I am just back from Prague: after another 36 hour travel marathon, I think it will take a day or so for my brain to catch up with me!

While I was gone, Scott Aaronson, a graduating doctoral student in quantum computing, had a brilliant article on computer science conference reviewing. From the 1936 Foundations of Computer Science (FOCS) review process:

Dear Mr. Turing,

We regret to inform you that your submission
“On Computable Numbers, With an Application to the Entscheidungsproblem”
was not accepted to appear in FOCS 1936. The Program Committee received a record 4 submissions this year, many of them of high quality, and scheduling constraints unfortunately made it impossible to accept all of them.

The reviews would be a great satire of computer science reviews except they are far too close to the truth:

—————————————- review 1 —————————————-

seems like a trivial modification of godel’s result from STOC’31

—————————————- review 2 —————————————-

The author shows that Hilbert’s Entscheidungsproblem (given a mathematical statement, decide whether it admits a formal proof) is unsolvable by any finite means. While this seems like an important result, I have several concerns/criticisms:

1. The author defines a new “Turing machine” model for the specific purpose of proving his result. This model was not defined in any previous papers; thus, the motivation is unclear.

See Scott’s post for the rest of this and for the other reviews. Many OR conferences are not reviewed (IFORS, EURO, and IFORS conferences accept practically anything submitted on time), but there are some that I am involved with (like CP, CPAIOR, MISTA, and PATAT) that have a review process, and it is clear that the review processes are very hit-and-miss.

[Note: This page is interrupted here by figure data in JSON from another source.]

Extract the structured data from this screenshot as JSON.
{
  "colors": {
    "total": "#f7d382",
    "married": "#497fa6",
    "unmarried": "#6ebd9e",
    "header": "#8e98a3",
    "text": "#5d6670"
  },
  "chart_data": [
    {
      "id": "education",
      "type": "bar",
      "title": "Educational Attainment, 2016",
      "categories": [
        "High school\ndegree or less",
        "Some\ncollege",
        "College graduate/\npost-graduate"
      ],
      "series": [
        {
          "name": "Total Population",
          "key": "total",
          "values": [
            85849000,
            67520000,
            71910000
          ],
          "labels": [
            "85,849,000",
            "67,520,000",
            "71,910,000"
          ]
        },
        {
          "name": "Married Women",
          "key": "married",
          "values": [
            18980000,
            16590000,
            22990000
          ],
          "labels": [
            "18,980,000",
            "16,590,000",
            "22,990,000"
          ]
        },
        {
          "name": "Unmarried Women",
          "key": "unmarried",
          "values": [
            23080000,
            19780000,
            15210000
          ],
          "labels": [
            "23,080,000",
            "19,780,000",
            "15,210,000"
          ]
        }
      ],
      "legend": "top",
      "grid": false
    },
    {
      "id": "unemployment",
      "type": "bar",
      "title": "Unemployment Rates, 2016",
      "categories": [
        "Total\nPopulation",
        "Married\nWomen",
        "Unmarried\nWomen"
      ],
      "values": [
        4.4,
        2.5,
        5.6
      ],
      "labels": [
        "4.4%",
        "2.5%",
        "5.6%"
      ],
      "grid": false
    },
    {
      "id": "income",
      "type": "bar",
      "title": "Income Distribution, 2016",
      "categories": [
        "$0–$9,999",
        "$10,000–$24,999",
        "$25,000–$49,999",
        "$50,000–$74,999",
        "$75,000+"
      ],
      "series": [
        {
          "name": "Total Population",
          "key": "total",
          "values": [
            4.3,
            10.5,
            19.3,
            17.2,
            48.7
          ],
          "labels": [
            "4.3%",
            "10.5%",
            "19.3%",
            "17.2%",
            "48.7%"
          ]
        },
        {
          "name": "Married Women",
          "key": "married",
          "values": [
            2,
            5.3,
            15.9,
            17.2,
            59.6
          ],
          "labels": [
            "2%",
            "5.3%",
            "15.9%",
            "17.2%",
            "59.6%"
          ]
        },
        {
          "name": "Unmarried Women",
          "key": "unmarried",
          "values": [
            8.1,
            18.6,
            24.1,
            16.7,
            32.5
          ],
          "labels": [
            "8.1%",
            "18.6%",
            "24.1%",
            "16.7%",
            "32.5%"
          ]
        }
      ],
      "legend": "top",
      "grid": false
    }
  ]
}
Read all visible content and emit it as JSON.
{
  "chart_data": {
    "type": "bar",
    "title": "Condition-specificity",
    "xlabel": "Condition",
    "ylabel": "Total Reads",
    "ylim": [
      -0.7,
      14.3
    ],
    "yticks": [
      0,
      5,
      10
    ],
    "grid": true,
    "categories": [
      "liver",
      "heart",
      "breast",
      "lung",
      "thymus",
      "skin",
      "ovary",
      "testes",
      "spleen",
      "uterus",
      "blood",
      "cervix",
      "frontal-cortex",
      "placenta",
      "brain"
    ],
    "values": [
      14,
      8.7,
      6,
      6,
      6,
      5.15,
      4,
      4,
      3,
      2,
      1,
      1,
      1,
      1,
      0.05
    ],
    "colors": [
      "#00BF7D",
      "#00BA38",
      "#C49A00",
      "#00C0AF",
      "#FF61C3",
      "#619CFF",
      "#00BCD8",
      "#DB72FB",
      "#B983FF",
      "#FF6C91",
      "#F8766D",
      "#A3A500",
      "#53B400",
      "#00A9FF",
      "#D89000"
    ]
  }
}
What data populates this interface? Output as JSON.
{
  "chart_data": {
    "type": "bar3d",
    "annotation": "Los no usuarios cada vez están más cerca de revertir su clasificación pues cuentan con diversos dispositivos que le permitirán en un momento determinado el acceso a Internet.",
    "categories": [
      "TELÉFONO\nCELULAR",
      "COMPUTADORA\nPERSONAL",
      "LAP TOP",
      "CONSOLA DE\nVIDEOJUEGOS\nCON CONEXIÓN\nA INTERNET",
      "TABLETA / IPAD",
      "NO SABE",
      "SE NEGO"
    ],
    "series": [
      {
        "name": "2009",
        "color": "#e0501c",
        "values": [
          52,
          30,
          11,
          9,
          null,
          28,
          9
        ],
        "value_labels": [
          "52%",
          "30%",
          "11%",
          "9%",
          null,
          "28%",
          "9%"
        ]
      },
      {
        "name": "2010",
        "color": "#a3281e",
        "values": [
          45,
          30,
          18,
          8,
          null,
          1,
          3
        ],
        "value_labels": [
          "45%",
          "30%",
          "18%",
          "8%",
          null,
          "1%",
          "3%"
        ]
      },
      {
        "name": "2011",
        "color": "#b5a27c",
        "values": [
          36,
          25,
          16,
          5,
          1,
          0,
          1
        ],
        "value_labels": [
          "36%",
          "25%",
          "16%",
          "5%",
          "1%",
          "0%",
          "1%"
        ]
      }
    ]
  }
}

With the exception of Scott’s ill-tempered diatribe against babies at conferences (perhaps as forty-something father of three-year-old, I am a little more sympathetic to the pressures of combining parenthood and academia), the entries in Scott’s blog are something I look forward to tremendously: he is opinionated, intelligent, amusing, and self-deprecating by turns, and generally teaches me something when I read him. He is about to join the faculty at MIT: lucky MIT!